Talonic supports three schema formats for defining extraction targets. Choose inline JSON for quick experiments, schema_id for production, or auto-detect to let the platform infer fields.

Inline JSON schema

Pass a JSON object mapping field names to types directly in the schema parameter of the extract endpoint. This is the fastest way to start extracting data. Supported types are string, number, date, boolean, and array.

curl -X POST https://api.talonic.com/v1/extract \
  -H "Authorization: Bearer tlnc_sk_live_7f3a...x9k2" \
  -F "file=@invoice.pdf" \
  -F 'schema={"vendor_name":"string","invoice_number":"string","total_amount":"number","due_date":"date"}'

Schema ID reference

For production workloads, create a reusable schema via the schemas API and reference it by ID. This enables schema versioning, Field Registry enrichment, and consistent extraction across documents. The Schema Graph links fields to the Field Registry for canonical naming.

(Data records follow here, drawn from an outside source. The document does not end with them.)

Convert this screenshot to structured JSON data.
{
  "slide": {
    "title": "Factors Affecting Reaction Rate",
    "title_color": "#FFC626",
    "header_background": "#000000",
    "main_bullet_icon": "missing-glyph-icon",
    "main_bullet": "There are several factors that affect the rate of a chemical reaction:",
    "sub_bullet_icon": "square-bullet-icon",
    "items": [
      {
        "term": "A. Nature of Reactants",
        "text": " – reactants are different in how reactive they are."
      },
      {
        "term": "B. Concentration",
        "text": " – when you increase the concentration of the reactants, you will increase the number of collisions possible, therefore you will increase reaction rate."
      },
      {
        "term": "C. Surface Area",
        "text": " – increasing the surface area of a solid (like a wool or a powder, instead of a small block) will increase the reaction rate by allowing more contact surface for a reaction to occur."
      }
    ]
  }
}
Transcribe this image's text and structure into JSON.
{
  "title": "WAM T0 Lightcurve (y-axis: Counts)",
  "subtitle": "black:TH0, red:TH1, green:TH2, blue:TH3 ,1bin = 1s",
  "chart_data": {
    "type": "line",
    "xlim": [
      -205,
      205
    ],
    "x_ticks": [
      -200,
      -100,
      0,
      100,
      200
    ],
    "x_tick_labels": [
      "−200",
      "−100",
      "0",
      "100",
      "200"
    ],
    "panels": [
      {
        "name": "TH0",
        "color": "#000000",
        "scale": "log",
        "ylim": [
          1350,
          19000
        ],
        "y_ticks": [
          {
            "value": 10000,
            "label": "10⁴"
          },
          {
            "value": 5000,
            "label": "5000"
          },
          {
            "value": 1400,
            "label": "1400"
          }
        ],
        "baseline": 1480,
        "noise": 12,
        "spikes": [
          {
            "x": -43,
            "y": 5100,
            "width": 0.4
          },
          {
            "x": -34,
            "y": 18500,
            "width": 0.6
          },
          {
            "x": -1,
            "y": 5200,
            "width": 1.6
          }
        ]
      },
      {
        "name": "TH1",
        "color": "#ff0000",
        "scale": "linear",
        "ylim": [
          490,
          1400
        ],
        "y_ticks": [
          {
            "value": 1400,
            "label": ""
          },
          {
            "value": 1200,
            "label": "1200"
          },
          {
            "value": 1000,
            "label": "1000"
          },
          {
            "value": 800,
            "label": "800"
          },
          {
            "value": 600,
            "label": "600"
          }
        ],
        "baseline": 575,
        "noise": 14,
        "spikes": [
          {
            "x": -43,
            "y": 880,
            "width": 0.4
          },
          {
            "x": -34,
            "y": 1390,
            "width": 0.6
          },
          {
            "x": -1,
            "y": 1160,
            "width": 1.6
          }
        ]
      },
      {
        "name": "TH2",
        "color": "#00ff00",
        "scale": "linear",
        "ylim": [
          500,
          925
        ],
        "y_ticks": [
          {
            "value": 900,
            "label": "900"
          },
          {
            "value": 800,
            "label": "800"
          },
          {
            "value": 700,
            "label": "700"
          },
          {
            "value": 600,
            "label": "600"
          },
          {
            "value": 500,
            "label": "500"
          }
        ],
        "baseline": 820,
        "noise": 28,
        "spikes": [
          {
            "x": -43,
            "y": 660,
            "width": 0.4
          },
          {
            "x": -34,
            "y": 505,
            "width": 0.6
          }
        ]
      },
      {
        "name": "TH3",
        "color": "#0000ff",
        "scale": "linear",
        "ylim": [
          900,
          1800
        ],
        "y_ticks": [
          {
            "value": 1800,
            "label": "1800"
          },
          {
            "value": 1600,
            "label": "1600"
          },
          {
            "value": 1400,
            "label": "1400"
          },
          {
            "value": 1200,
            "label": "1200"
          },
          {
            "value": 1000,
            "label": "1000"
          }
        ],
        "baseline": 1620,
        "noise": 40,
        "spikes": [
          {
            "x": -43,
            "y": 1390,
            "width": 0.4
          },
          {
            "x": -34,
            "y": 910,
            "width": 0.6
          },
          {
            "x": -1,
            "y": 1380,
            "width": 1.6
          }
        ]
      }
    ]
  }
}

curl -X POST https://api.talonic.com/v1/extract \
  -H "Authorization: Bearer tlnc_sk_live_7f3a...x9k2" \
  -F "file=@invoice.pdf" \
  -F "schema_id=sch_abc123"

Auto-detect mode

Omit both schema and schema_id to let Talonic automatically discover fields. The four-phase pipeline uses the 529-type ontology to classify the document and infer relevant fields. Auto-detect is ideal for exploratory analysis where you do not know the document structure in advance.

curl -X POST https://api.talonic.com/v1/extract \
  -H "Authorization: Bearer tlnc_sk_live_7f3a...x9k2" \
  -F "file=@unknown-document.pdf"

Choosing a format

Use inline JSON for prototyping and one-off extractions. Use schema_id for production pipelines where you need versioning and per-cell provenance tied to a stable schema. Use auto-detect when the document type is unknown. All three formats produce the same output structure — see extraction data for the response format.